Cai Yulong, Tang Qi, Xiong Xianze, Li Fuyu, Ye Hui, Song Peipei, Cheng Nansheng
Department of Bile Duct Surgery, West China Hospital, Sichuan University.
Department of Social Medicine and Medical Service Management, School of Public Health, Shandong University.
Biosci Trends. 2017 Jul 24;11(3):319-325. doi: 10.5582/bst.2017.01107. Epub 2017 May 22.
Perihilar cholangiocarcinoma (pCC, also known as a Klatskin tumor) is the most common type of cholangiocarcinoma (CC). Preoperative biliary drainage (PBD) is indicated for pCC patients with acute cholangitis or patients who need portal vein embolization (PVE). However, the routine performance of PBD in other patients with pCC is still controversial. The current study retrospectively examined patients with pCC who did not undergo PVE and who did not have cholangitis who were seen at this Hospital to assess the advantages and disadvantages of PBD. This study also sought to find an optimal value of total bilirubin (TB) to indicate performing PBD. Between 2009 and 2014, after excluding patients with acute cholangitis and PVE, patients who had undergone hepatectomy for pCC were enrolled in this study. First, the surgical outcomes and postoperative outcomes were compared between PBD group and direct surgery group. Second, ROC curve analysis of a subgroup of patients was performed to find the best cut off value of TB for indicating the PBD. Third, the costs for patients, including the total charges and the charges per day were compared between the two groups. Subjects were 218 patients in total. Fifty-five patients underwent PBD. This group had a longer operative time [390 (210-700) vs. 360 (105-730) min, p = 0.013], and a longer hospital stay [20 (9-48) vs. 17 (6-93) days, p = 0.007], but underwent vascular resection and reconstruction less often [8 (14.5%) vs. 50 (30.7%), p = 0.019]. Mortality and morbidity were comparable between the two groups. ROC curve analysis of a subgroup of patients indicated that the cut-off value for total bilirubin was 218.75 μmol/L (12.4 mg/dL). The total hospital charges and the charges per day did not differ significantly for the two groups. Disadvantages of PBD were a longer operating time and a longer duration of hospitalization, but the short-term surgical outcomes and hospital charges of PBD group were comparable to the direct surgery group. PBD should be considered for patients when the diagnosis is still suspicious of pCC. Based on the current data, the optimal cut-off value for preoperative TB was 218.75 μmol/L (12.4 mg/dL) to indicate PBD for patients with pCC.

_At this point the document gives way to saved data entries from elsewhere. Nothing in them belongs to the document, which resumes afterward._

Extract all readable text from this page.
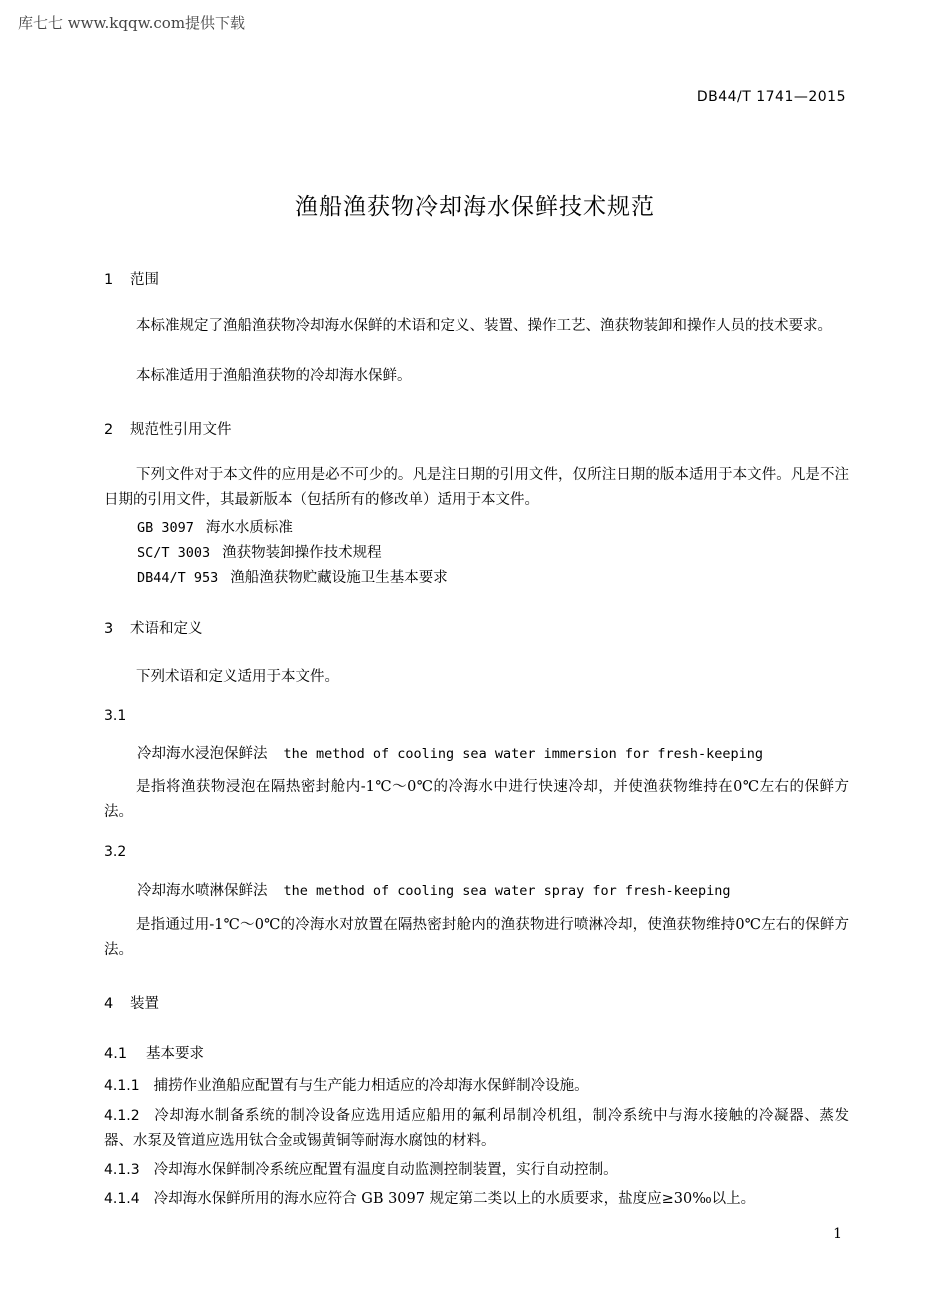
库七七 www.kqqw.com提供下载
DB44/T 1741—2015
渔船渔获物冷却海水保鲜技术规范
1 范围
本标准规定了渔船渔获物冷却海水保鲜的术语和定义、装置、操作工艺、渔获物装卸和操作人员的技术要求。
本标准适用于渔船渔获物的冷却海水保鲜。
2 规范性引用文件
下列文件对于本文件的应用是必不可少的。凡是注日期的引用文件，仅所注日期的版本适用于本文件。凡是不注日期的引用文件，其最新版本（包括所有的修改单）适用于本文件。
GB 3097 海水水质标准
SC/T 3003 渔获物装卸操作技术规程
DB44/T 953 渔船渔获物贮藏设施卫生基本要求
3 术语和定义
下列术语和定义适用于本文件。
3.1
冷却海水浸泡保鲜法 the method of cooling sea water immersion for fresh-keeping
是指将渔获物浸泡在隔热密封舱内-1℃～0℃的冷海水中进行快速冷却，并使渔获物维持在0℃左右的保鲜方法。
3.2
冷却海水喷淋保鲜法 the method of cooling sea water spray for fresh-keeping
是指通过用-1℃～0℃的冷海水对放置在隔热密封舱内的渔获物进行喷淋冷却，使渔获物维持0℃左右的保鲜方法。
4 装置
4.1 基本要求
4.1.1 捕捞作业渔船应配置有与生产能力相适应的冷却海水保鲜制冷设施。
4.1.2 冷却海水制备系统的制冷设备应选用适应船用的氟利昂制冷机组，制冷系统中与海水接触的冷凝器、蒸发器、水泵及管道应选用钛合金或锡黄铜等耐海水腐蚀的材料。
4.1.3 冷却海水保鲜制冷系统应配置有温度自动监测控制装置，实行自动控制。
4.1.4 冷却海水保鲜所用的海水应符合 GB 3097 规定第二类以上的水质要求，盐度应≥30‰以上。
1
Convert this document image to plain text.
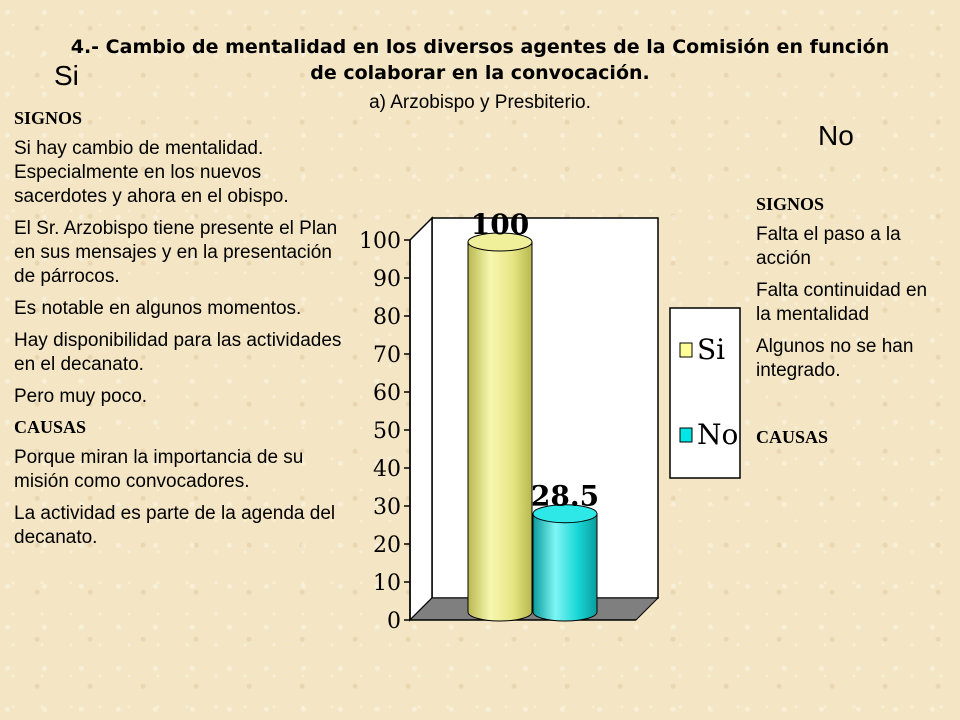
4.- Cambio de mentalidad en los diversos agentes de la Comisión en función de colaborar en la convocación.
a) Arzobispo y Presbiterio.
Si
No
SIGNOS

Si hay cambio de mentalidad. Especialmente en los nuevos sacerdotes y ahora en el obispo.

El Sr. Arzobispo tiene presente el Plan en sus mensajes y en la presentación de párrocos.

Es notable en algunos momentos.

Hay disponibilidad para las actividades en el decanato.

Pero muy poco.

CAUSAS

Porque miran la importancia de su misión como convocadores.

La actividad es parte de la agenda del decanato.

SIGNOS

Falta el paso a la acción

Falta continuidad en la mentalidad

Algunos no se han integrado.

CAUSAS
0
10
20
30
40
50
60
70
80
90
100
100
28.5
Si
No
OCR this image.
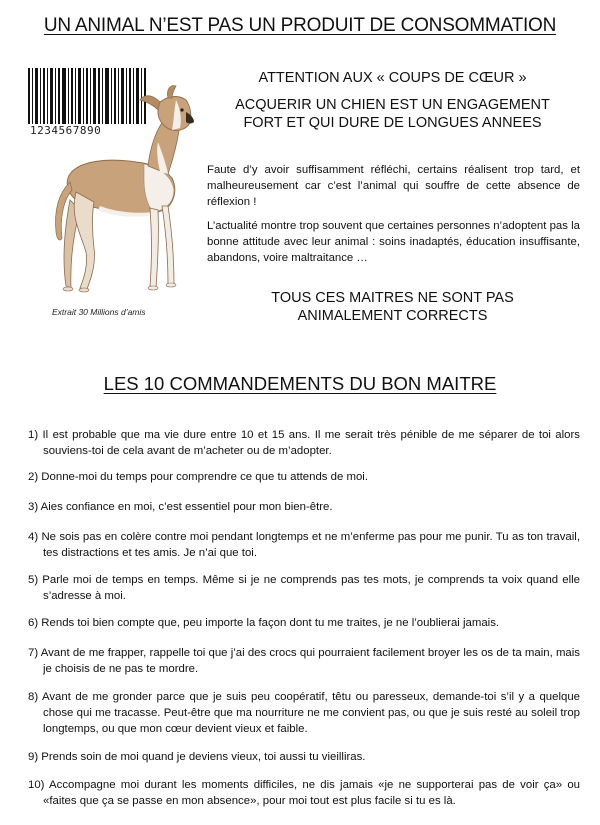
UN ANIMAL N’EST PAS UN PRODUIT DE CONSOMMATION
1234567890
Extrait 30 Millions d’amis
ATTENTION AUX « COUPS DE CŒUR »
ACQUERIR UN CHIEN EST UN ENGAGEMENT
FORT ET QUI DURE DE LONGUES ANNEES

Faute d’y avoir suffisamment réfléchi, certains réalisent trop tard, et malheureusement car c’est l’animal qui souffre de cette absence de réflexion !

L’actualité montre trop souvent que certaines personnes n’adoptent pas la bonne attitude avec leur animal : soins inadaptés, éducation insuffisante, abandons, voire maltraitance …

TOUS CES MAITRES NE SONT PAS
ANIMALEMENT CORRECTS
LES 10 COMMANDEMENTS DU BON MAITRE
1) Il est probable que ma vie dure entre 10 et 15 ans. Il me serait très pénible de me séparer de toi alors souviens-toi de cela avant de m’acheter ou de m’adopter.
2) Donne-moi du temps pour comprendre ce que tu attends de moi.
3) Aies confiance en moi, c’est essentiel pour mon bien-être.
4) Ne sois pas en colère contre moi pendant longtemps et ne m’enferme pas pour me punir. Tu as ton travail, tes distractions et tes amis. Je n’ai que toi.
5) Parle moi de temps en temps. Même si je ne comprends pas tes mots, je comprends ta voix quand elle s’adresse à moi.
6) Rends toi bien compte que, peu importe la façon dont tu me traites, je ne l’oublierai jamais.
7) Avant de me frapper, rappelle toi que j’ai des crocs qui pourraient facilement broyer les os de ta main, mais je choisis de ne pas te mordre.
8) Avant de me gronder parce que je suis peu coopératif, têtu ou paresseux, demande-toi s’il y a quelque chose qui me tracasse. Peut-être que ma nourriture ne me convient pas, ou que je suis resté au soleil trop longtemps, ou que mon cœur devient vieux et faible.
9) Prends soin de moi quand je deviens vieux, toi aussi tu vieilliras.
10) Accompagne moi durant les moments difficiles, ne dis jamais «je ne supporterai pas de voir ça» ou «faites que ça se passe en mon absence», pour moi tout est plus facile si tu es là.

肝门部胆管癌(pCC,也称为Klatskin瘤)是胆管癌(CC)最常见的类型。术前胆道引流(PBD)适用于患有急性胆管炎的pCC患者或需要门静脉栓塞(PVE)的患者。然而,在其他pCC患者中常规进行PBD仍存在争议。本研究回顾性检查了本院收治的未接受PVE且无胆管炎的pCC患者,以评估PBD的优缺点。本研究还试图找到一个总胆红素(TB)的最佳值来指导PBD的实施。2009年至2014年,在排除急性胆管炎和PVE患者后,将接受pCC肝切除术的患者纳入本研究。首先,比较PBD组和直接手术组的手术结果和术后结果。其次,对一组患者进行ROC曲线分析,以找到指示PBD的TB的最佳临界值。第三,比较两组患者的费用,包括总费用和每日费用。总共有218例患者。55例患者接受了PBD。该组手术时间更长[390(210 - 700)分钟 vs. 360(105 - 730)分钟,p = 0.013],住院时间更长[20(9 - 48)天 vs. 17(6 - 93)天,p = 0.007],但血管切除和重建的频率较低[8(14.5%) vs. 50(30.7%),p = 0.019]。两组的死亡率和发病率相当。对一组患者的ROC曲线分析表明,总胆红素的临界值为218.75 μmol/L(12.4 mg/dL)。两组的总住院费用和每日费用无显著差异。PBD的缺点是手术时间更长和住院时间更长,但PBD组的短期手术结果和住院费用与直接手术组相当。当诊断仍怀疑为pCC时,应考虑对患者进行PBD。基于目前的数据,术前TB的最佳临界值为218.75 μmol/L(12.4 mg/dL),以指示pCC患者进行PBD。